Série belge ambitieuse, Ennemi public s’attaque à des thèmes vertigineux : la rédemption, la monstruosité, le pardon — le tout dans un cadre rural chargé de tension et de silence. Inspirée de faits réels, elle plonge son spectateur dans les recoins sombres d’une société qui ne sait plus où placer ses frontières morales.
L’un de ses atouts majeurs : l’atmosphère. Les Ardennes, majestueuses et inquiétantes, forment une toile de fond presque organique, sublimée par une photographie léchée et un générique accrocheur. Le rythme lent, souvent décrié dans d’autres séries, fonctionne ici comme un choix délibéré, renforçant l’étouffement progressif. Et malgré de gros problèmes de rythme par moments, cette lenteur assumée crée une ambiance pesante, hypnotique.
Certains seconds rôles sortent du lot — notamment Lucas, bien écrit et subtilement interprété — et les tensions au sein de la fratrie sont parmi les plus justes émotionnellement. Le personnage de Guy Béranger, glaçant mais ambigu, reste une réussite majeure, entre mysticisme et monstruosité. La fin de la saison 1, notamment son dernier épisode, offre une belle montée dramatique, avec des flash-back intelligemment intégrés.
Mais ces réussites contrastent avec des failles marquées. Le jeu d’actrice de Stéphanie Blanchoud (Chloé), constamment à fleur de peau, manque cruellement de nuances : ce registre épuisant finit par amoindrir l’intensité des scènes. Les dialogues, parfois artificiels, peinent à donner de l’épaisseur à des situations déjà vues, et l’histoire principale, malgré son sujet fort, reste assez convenue. Quant à la sous-intrigue avec la sœur fantôme, censée étoffer la dimension psychologique de Chloé, elle tombe complètement à plat, ni crédible, ni utile.
La direction artistique oscille entre le soigné et l’oubliable, avec un montage parfois étrange, notamment des plans abruptement juxtaposés qui brisent la fluidité du récit. Les ellipses, mal maîtrisées, laissent souvent le spectateur dans un flou frustrant. Et certains ages, notamment les confrontations entre les personnages principaux, souffrent d’un jeu d’acteurs inégal, probablement dû à une direction artistique aux abonnés absents.
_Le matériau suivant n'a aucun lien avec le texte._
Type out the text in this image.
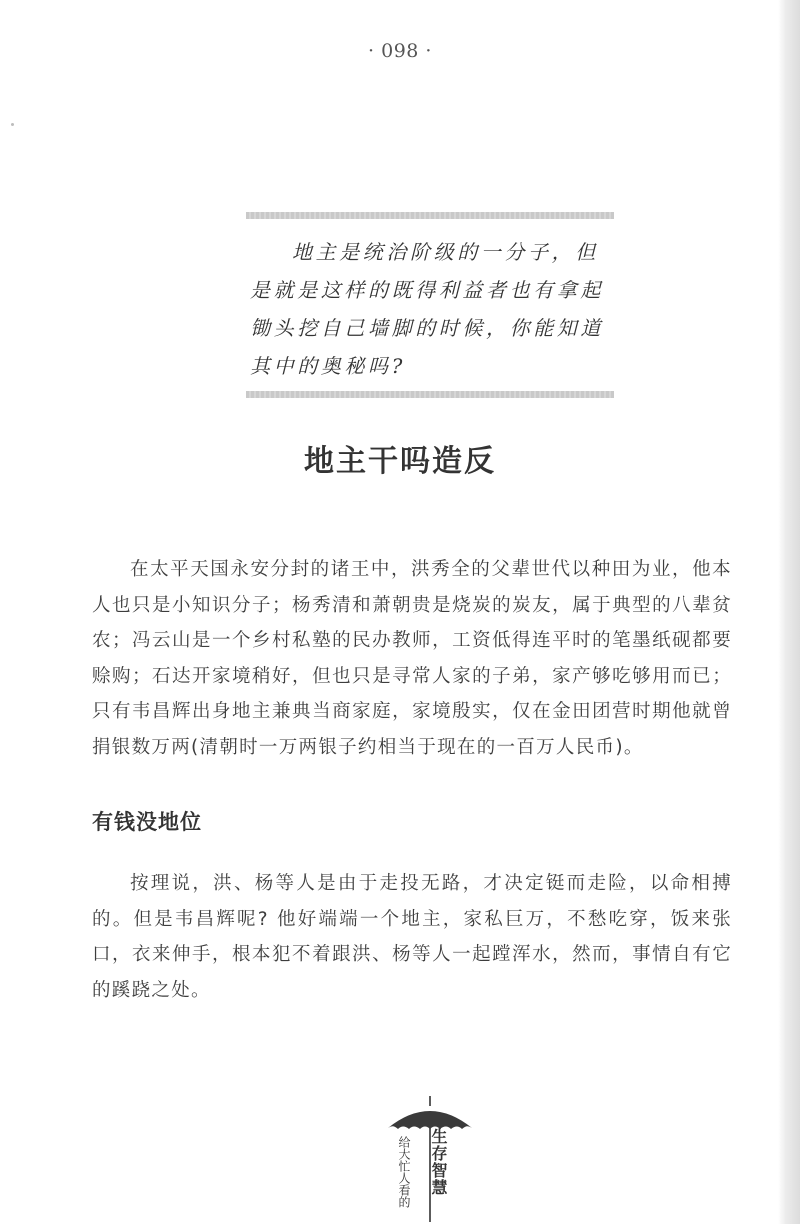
· 098 ·

地主是统治阶级的一分子，但是就是这样的既得利益者也有拿起锄头挖自己墙脚的时候，你能知道其中的奥秘吗?

地主干吗造反

在太平天国永安分封的诸王中，洪秀全的父辈世代以种田为业，他本人也只是小知识分子；杨秀清和萧朝贵是烧炭的炭友，属于典型的八辈贫农；冯云山是一个乡村私塾的民办教师，工资低得连平时的笔墨纸砚都要赊购；石达开家境稍好，但也只是寻常人家的子弟，家产够吃够用而已；只有韦昌辉出身地主兼典当商家庭，家境殷实，仅在金田团营时期他就曾捐银数万两(清朝时一万两银子约相当于现在的一百万人民币)。

有钱没地位

按理说，洪、杨等人是由于走投无路，才决定铤而走险，以命相搏的。但是韦昌辉呢? 他好端端一个地主，家私巨万，不愁吃穿，饭来张口，衣来伸手，根本犯不着跟洪、杨等人一起蹚浑水，然而，事情自有它的蹊跷之处。

给大忙人看的 生存智慧
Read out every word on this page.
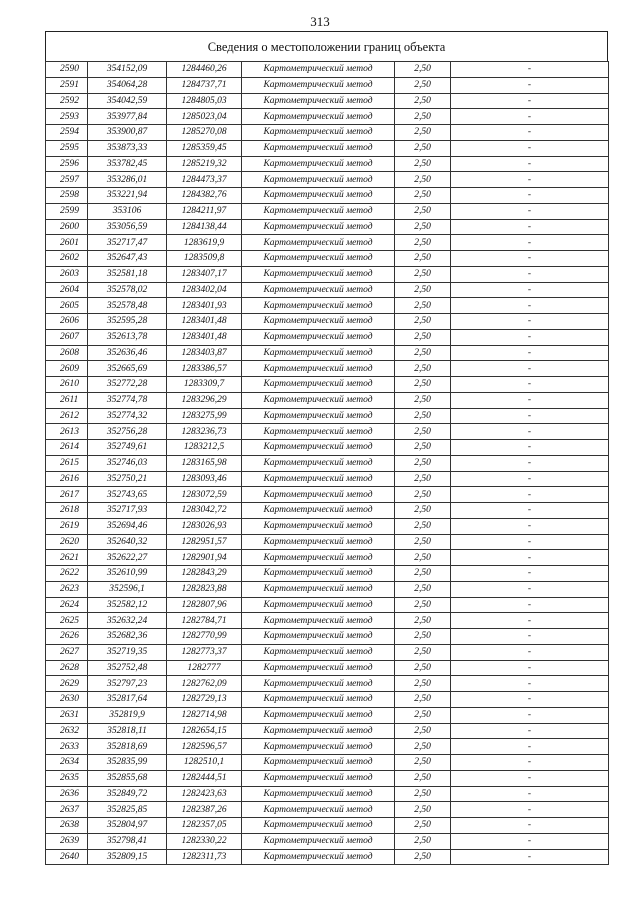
313
Сведения о местоположении границ объекта
2590	354152,09	1284460,26	Картометрический метод	2,50	-
2591	354064,28	1284737,71	Картометрический метод	2,50	-
2592	354042,59	1284805,03	Картометрический метод	2,50	-
2593	353977,84	1285023,04	Картометрический метод	2,50	-
2594	353900,87	1285270,08	Картометрический метод	2,50	-
2595	353873,33	1285359,45	Картометрический метод	2,50	-
2596	353782,45	1285219,32	Картометрический метод	2,50	-
2597	353286,01	1284473,37	Картометрический метод	2,50	-
2598	353221,94	1284382,76	Картометрический метод	2,50	-
2599	353106	1284211,97	Картометрический метод	2,50	-
2600	353056,59	1284138,44	Картометрический метод	2,50	-
2601	352717,47	1283619,9	Картометрический метод	2,50	-
2602	352647,43	1283509,8	Картометрический метод	2,50	-
2603	352581,18	1283407,17	Картометрический метод	2,50	-
2604	352578,02	1283402,04	Картометрический метод	2,50	-
2605	352578,48	1283401,93	Картометрический метод	2,50	-
2606	352595,28	1283401,48	Картометрический метод	2,50	-
2607	352613,78	1283401,48	Картометрический метод	2,50	-
2608	352636,46	1283403,87	Картометрический метод	2,50	-
2609	352665,69	1283386,57	Картометрический метод	2,50	-
2610	352772,28	1283309,7	Картометрический метод	2,50	-
2611	352774,78	1283296,29	Картометрический метод	2,50	-
2612	352774,32	1283275,99	Картометрический метод	2,50	-
2613	352756,28	1283236,73	Картометрический метод	2,50	-
2614	352749,61	1283212,5	Картометрический метод	2,50	-
2615	352746,03	1283165,98	Картометрический метод	2,50	-
2616	352750,21	1283093,46	Картометрический метод	2,50	-
2617	352743,65	1283072,59	Картометрический метод	2,50	-
2618	352717,93	1283042,72	Картометрический метод	2,50	-
2619	352694,46	1283026,93	Картометрический метод	2,50	-
2620	352640,32	1282951,57	Картометрический метод	2,50	-
2621	352622,27	1282901,94	Картометрический метод	2,50	-
2622	352610,99	1282843,29	Картометрический метод	2,50	-
2623	352596,1	1282823,88	Картометрический метод	2,50	-
2624	352582,12	1282807,96	Картометрический метод	2,50	-
2625	352632,24	1282784,71	Картометрический метод	2,50	-
2626	352682,36	1282770,99	Картометрический метод	2,50	-
2627	352719,35	1282773,37	Картометрический метод	2,50	-
2628	352752,48	1282777	Картометрический метод	2,50	-
2629	352797,23	1282762,09	Картометрический метод	2,50	-
2630	352817,64	1282729,13	Картометрический метод	2,50	-
2631	352819,9	1282714,98	Картометрический метод	2,50	-
2632	352818,11	1282654,15	Картометрический метод	2,50	-
2633	352818,69	1282596,57	Картометрический метод	2,50	-
2634	352835,99	1282510,1	Картометрический метод	2,50	-
2635	352855,68	1282444,51	Картометрический метод	2,50	-
2636	352849,72	1282423,63	Картометрический метод	2,50	-
2637	352825,85	1282387,26	Картометрический метод	2,50	-
2638	352804,97	1282357,05	Картометрический метод	2,50	-
2639	352798,41	1282330,22	Картометрический метод	2,50	-
2640	352809,15	1282311,73	Картометрический метод	2,50	-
Ennemi public est donc une œuvre bancale mais courageuse. Elle séduit par son ambiance, son personnage central, et certaines idées de mise en scène. Mais elle lasse aussi, par ses maladresses d’écriture, son interprétation fluctuante et une structure narrative parfois laborieuse.
À regarder pour ses promesses… mais sans trop attendre leur pleine réalisation.